TravelingMatt34@reddit
If you're already in the states and they're dropping by here then you don't need to get them anything now. If you were traveling here to visit them a little trinket gift from Japan would be nice, but it's not required or totally expected.
BigBearOnCampus@reddit
Honestly if you didn’t know it’s not on you to be extra cordial. Simple pleasantries such as being kind and respectful goes more distance than gifts tbh.
Phoenix_Court@reddit
Omiyage is not a part of American culture. There's no need for you to get them anything. However, it would not be inappropriate to do so, so if you want to, you definitely can!
Wild_Extension4710@reddit
There is no American cultural expectation. However, it is an incredibly thoughtful gesture. A nice bottle of wine to share over dinner would likely be seen as an a wonderful gift.
BouncingSphinx@reddit
If you did expect them, it would be a nice gesture to get them something from Japan. Not necessary.
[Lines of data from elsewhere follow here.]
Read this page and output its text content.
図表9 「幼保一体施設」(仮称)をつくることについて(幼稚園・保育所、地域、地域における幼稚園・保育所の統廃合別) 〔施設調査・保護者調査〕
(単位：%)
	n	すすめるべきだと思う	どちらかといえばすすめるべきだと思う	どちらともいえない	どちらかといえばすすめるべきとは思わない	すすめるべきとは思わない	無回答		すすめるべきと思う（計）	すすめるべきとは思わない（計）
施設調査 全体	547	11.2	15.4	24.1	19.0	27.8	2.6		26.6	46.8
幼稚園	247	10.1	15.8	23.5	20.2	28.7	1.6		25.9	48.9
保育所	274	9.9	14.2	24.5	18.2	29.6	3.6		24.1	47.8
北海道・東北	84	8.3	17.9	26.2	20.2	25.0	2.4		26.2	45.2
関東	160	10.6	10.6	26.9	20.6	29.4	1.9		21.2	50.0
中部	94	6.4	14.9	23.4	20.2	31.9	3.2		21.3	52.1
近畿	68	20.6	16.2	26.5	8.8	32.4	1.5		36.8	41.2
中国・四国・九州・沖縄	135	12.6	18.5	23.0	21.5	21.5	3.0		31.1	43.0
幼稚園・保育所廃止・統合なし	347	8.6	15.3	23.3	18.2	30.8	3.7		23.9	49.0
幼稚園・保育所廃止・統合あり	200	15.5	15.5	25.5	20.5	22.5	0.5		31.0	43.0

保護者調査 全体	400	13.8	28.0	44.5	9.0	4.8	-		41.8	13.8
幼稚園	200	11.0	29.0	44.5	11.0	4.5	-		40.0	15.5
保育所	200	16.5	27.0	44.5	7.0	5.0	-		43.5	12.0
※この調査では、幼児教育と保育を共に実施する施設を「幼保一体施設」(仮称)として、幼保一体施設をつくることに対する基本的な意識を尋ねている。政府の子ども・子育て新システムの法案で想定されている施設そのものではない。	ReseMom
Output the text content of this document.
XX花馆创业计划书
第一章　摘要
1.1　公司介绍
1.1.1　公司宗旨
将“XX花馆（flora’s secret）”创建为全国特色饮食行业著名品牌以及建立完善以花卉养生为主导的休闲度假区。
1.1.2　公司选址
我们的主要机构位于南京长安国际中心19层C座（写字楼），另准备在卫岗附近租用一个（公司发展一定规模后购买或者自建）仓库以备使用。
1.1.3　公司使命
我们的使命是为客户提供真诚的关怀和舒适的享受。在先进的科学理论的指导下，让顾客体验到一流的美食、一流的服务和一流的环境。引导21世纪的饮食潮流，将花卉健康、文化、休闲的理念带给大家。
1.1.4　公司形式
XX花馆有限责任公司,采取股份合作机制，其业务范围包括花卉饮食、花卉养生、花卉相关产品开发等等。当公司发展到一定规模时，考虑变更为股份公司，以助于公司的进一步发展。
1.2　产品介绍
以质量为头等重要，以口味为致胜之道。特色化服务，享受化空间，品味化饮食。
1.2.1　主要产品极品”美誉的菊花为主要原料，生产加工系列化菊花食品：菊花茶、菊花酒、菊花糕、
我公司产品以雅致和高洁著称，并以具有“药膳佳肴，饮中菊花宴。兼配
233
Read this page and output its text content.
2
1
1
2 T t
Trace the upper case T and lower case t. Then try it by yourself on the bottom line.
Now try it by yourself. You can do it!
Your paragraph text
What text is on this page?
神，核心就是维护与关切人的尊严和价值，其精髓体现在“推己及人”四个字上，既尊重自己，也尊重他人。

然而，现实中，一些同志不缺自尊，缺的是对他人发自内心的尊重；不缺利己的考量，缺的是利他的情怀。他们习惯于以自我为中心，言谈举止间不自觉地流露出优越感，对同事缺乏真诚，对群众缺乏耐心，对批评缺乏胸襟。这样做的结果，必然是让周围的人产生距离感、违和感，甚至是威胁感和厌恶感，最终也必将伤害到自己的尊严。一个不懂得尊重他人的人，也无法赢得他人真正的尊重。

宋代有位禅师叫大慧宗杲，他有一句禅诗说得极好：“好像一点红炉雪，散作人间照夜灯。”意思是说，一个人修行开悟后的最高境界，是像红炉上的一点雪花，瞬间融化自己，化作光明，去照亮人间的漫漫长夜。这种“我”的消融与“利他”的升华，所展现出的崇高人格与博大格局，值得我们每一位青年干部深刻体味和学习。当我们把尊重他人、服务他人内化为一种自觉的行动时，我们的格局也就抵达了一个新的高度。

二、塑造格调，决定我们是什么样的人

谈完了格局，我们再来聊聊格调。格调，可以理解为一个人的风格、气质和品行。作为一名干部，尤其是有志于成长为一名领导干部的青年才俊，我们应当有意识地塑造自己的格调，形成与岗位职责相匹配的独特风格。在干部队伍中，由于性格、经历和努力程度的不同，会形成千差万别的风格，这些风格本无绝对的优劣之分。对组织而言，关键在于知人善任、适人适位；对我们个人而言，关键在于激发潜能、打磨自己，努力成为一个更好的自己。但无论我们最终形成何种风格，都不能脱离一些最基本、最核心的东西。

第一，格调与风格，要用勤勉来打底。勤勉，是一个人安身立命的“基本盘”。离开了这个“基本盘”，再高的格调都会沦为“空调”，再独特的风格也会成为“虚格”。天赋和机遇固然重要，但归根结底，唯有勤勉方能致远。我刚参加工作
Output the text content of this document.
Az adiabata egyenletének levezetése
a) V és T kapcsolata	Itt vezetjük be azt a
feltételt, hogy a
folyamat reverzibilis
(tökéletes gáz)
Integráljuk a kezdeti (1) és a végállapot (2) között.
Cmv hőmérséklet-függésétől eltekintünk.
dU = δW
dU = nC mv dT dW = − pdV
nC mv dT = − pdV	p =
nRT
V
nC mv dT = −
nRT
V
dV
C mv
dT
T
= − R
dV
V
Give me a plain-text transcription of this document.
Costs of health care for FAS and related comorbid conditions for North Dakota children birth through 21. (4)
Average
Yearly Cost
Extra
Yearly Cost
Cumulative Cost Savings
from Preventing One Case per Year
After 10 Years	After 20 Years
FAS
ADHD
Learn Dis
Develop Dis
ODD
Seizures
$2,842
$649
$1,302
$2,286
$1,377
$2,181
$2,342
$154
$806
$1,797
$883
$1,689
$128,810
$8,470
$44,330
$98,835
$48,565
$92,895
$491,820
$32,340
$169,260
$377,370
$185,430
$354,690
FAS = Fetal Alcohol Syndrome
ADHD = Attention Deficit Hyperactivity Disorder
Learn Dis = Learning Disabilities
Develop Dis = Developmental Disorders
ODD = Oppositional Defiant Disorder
If you didn't expect them, it's even less necessary to get them a gift.
Dubricna@reddit
This kind of gift-giving isn't nearly as common of a practice as it is in Japan. Don't worry about it!
Reasonable_Mood_5260@reddit
Save the gifts for Xmas.
Exciting_Bid_609@reddit
No need to get them a gift, but if you felt that you wanted to, a sweet treat would be a nice thing.
yeezymcsleezyo_0@reddit
I don't think they'd expect a gift from you, especially if you didn't know they were coming. Gifts are a welcome surprise but not an expectation
Willing_Calendar_373@reddit
While there is no need, it is not inappropriate. I would not worry about it.